On the building’s walls, for instance, the students combined two of-the-moment and very effective climate strategies: green infrastructure and solar panels. A network of vines and climbers will coat the north-south facing walls to help purify the air and to insulate the building, and the east-west walls will be covered in solar panels. The young designers deliberately chose to tilt the exterior walls at a 75-degree angle to optimize sunlight collection. The roof will also be covered in solar panels, but these ones are adjustable, and can be tilted at the precise angle best capable of capturing sunlight at the latitude of the building’s location. “We wanted to design something that could work in every city and context,” says Darius Filip, a 17-year-old from Baia Mare, Romania.

[Image: courtesy NYAS and United Technologies Corporation]

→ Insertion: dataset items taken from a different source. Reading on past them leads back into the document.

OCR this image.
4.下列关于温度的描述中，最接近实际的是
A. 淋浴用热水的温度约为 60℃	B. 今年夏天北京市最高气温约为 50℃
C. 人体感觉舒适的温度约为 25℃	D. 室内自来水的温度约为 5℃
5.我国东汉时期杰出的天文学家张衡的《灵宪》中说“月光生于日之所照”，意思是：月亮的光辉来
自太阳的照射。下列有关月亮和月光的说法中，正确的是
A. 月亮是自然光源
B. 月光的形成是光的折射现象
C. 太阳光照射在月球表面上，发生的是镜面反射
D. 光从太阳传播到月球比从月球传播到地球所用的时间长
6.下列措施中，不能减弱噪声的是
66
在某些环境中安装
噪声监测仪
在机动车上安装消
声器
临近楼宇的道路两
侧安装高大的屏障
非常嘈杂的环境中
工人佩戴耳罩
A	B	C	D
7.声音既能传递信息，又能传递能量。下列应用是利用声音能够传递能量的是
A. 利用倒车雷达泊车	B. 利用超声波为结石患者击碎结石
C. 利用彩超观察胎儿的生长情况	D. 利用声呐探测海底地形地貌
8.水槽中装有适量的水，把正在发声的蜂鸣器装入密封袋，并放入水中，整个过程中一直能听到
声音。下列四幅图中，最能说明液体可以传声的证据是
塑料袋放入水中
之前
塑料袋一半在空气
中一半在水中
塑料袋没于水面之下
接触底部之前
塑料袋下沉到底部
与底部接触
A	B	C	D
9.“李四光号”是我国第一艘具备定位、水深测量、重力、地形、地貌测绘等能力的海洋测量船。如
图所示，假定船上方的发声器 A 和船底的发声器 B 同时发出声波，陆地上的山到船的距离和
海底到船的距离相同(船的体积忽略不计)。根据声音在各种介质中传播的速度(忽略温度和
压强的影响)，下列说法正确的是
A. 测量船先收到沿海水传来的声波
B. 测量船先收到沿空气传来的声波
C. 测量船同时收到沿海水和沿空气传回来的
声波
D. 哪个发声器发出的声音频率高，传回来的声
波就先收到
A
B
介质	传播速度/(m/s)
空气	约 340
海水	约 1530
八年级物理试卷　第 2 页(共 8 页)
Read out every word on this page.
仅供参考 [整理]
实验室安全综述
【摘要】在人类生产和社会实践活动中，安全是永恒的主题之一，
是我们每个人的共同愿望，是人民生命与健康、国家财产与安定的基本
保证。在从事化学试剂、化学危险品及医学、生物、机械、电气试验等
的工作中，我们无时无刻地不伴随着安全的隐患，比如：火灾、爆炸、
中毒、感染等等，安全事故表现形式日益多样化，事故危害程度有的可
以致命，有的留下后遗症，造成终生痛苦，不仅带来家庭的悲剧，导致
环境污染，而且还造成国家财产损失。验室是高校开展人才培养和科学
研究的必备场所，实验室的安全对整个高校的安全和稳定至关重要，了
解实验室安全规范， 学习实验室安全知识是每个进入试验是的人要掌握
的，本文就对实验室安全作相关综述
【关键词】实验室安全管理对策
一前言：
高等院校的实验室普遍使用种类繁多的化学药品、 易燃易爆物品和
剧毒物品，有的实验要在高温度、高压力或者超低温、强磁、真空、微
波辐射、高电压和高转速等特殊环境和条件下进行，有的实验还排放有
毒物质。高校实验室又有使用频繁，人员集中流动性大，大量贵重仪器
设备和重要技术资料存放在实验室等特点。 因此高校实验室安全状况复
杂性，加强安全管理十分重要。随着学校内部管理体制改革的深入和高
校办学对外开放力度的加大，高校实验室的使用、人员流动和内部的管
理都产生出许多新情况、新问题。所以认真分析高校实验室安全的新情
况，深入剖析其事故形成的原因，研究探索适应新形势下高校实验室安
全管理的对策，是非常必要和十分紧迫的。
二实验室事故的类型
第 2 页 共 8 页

But regardless of context, the building’s core sustainability feature–its on-site water collection system–will remain constant. A central tank will capture used water from kitchens and bathrooms, instead of just relying on a supply of fresh water to power them. “In our research, we focused a lot on water, and found that most wastewater in the home comes from toilets, faucets, showers, and clothes washers,” says Tarabasanu-Mihaila. But water from showers, bathroom sinks, and baths is largely free of pathogens–and as such can be recycled. The Homestead Green water system captures used from those systems, purifies it, reuses it to flush toilets (kitchen sink water is also captured, but because its greasier and more filled with pathogens, it requires more intensive treatment before it can be reused). Recycled water that isn’t used to flush toilets can be used to water the building’s green walls. The students found that this type of on-site recycling system could cut water usage by as much as a third.

[Image: courtesy NYAS and United Technologies Corporation]

The whole building, in the students’ concept, will be governed by a “home assistant” that will connect with monitoring sensors to adjust temperature, light intensity, and other energy-use factors on the basis of occupancy. It will also measure individual energy usage patterns and give residents a “green score” that they can compare with their neighbors, in the hopes that competition will drive down overall energy consumption.

But the global nature of the team, which was awarded $7,500 for its winning design, was part of what made the teens successful. Coming from different places around the world enabled the team to test the viability of their concepts in different contexts. They wanted to create a plan that would work as well in Oslo as it would in Bangalore, but at the same time could adjust to the specific needs of each place and the residents within it. Even though Homestead Green is a concept, “we feel we created something that could actually help the Earth that’s been sustaining us since we took our first breath,” says Sachin Dangi, an 18-year-old from Kathmandu.